P5041 Searching for allelic distortion in RNA-seq data from boar’s mature sperm

Abstract

Boars have been historically selected for meat and carcass quality. However, breeders are starting to pay attention to additional traits that could be included as selection goals. This is the case for sperm quality, as up to 30% of the boars that enter insemination centers are rejected due to poor values on sperm phenotypes. We have previously performed RNA-seq using mature sperm samples from 6 adult boars and profiled their transcriptome. The objective of the present study was to analyze another layer of information of this RNA-seq experiment by calling single nucleotide polymorphism (SNPs) and Insertion/Deletions (INDELs) and searching for statistically significant allelic distortions in sperm relevant genes. RNA libraries were prepared with two different kits to compare performances: (1) SMARTer Universal Low Input RNA (Clontech) and (2) TruSeq (Illumina), sequenced on an Illumina HiSeq 2000 platform. RNA-seq reads were mapped onto the swine genome (ssc10.2) with TopHat 2. Variants were called with SAMtools/BCFtools and filtered with VCFtools. Then, the Variant Effect Predictor tool (VEP) was used to predict the effect of the coding variants on the affected protein. The low amount and quality of RNA molecules in mature sperm was reflected in the RNA-seq mapping data. Both the SMARTer and the Truseq sequencing reads poorly mapped to the swine genome. For SNP calling, we used a total of 804,328 and 141,288 reads for the SMARTer and the TruSeq, respectively.
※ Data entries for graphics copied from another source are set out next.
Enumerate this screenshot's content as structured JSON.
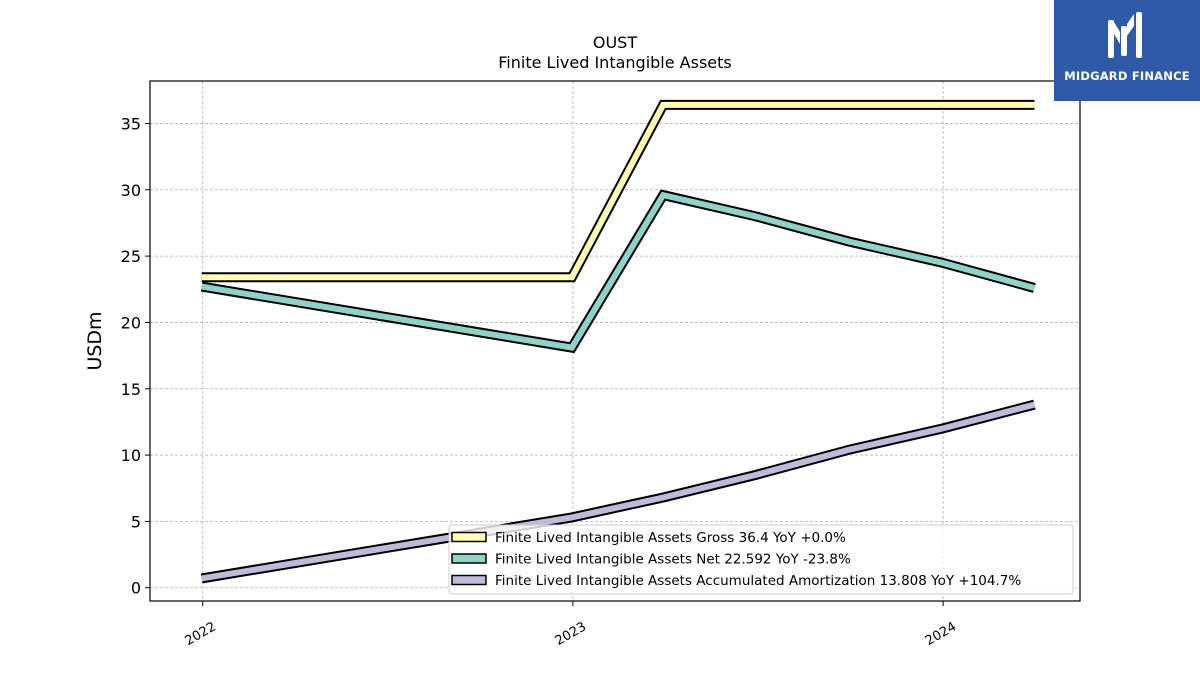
{
  "chart_data": {
    "type": "line",
    "title": "OUST",
    "subtitle": "Finite Lived Intangible Assets",
    "ylabel": "USDm",
    "xlabel": "",
    "ylim": [
      -1,
      38.2
    ],
    "xlim": [
      "2021-11-10",
      "2024-05-15"
    ],
    "yticks": [
      0,
      5,
      10,
      15,
      20,
      25,
      30,
      35
    ],
    "xticks": [
      "2022",
      "2023",
      "2024"
    ],
    "xtick_dates": [
      "2022-01-01",
      "2023-01-01",
      "2024-01-01"
    ],
    "grid": true,
    "legend_position": "lower-right",
    "x": [
      "2021-12-31",
      "2022-12-31",
      "2023-03-31",
      "2023-06-30",
      "2023-09-30",
      "2023-12-31",
      "2024-03-31"
    ],
    "series": [
      {
        "name": "Finite Lived Intangible Assets Gross  36.4 YoY +0.0%",
        "color": "#ffffb3",
        "values": [
          23.4,
          23.4,
          36.4,
          36.4,
          36.4,
          36.4,
          36.4
        ]
      },
      {
        "name": "Finite Lived Intangible Assets Net  22.592 YoY -23.8%",
        "color": "#8dd3c7",
        "values": [
          22.7,
          18.1,
          29.6,
          28.0,
          26.1,
          24.5,
          22.592
        ]
      },
      {
        "name": "Finite Lived Intangible Assets Accumulated Amortization  13.808 YoY +104.7%",
        "color": "#bebada",
        "values": [
          0.7,
          5.3,
          6.8,
          8.5,
          10.4,
          12.0,
          13.808
        ]
      }
    ]
  },
  "logo": {
    "text": "MIDGARD FINANCE"
  }
}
Preliminary results showed better performance of the TruSeq for SNP/INDEL calling, with an average of 393 SNPs/INDELs per sample called with a minimum read depth of 5, compared to 156 reads obtained with the SMARTer. To assess potential allelic distortion, we screened SNPs with a read depth above 10, allelic ratios (number of reads with reference alleles/alternative allele reads) < 0.4 or > 0.6 and a Chi-squared Test with a p-value < 0.05. Results showed some SNPs with significant allelic read differences in at least one pig in genes related to spermatogenesis and sperm motility as for example the ODF1 gene (Outer Dense Fiber Of Sperm Tails 1). Our preliminary results suggest the utility of RNA-seq to identify SNPs potentially relevant to sperm quality. RNA-seq with higher sequencing depth, in more samples and combined with genome-wide association scan are needed to better exploit allelic distortion analysis in the search for DNA markers of sperm quality in boars.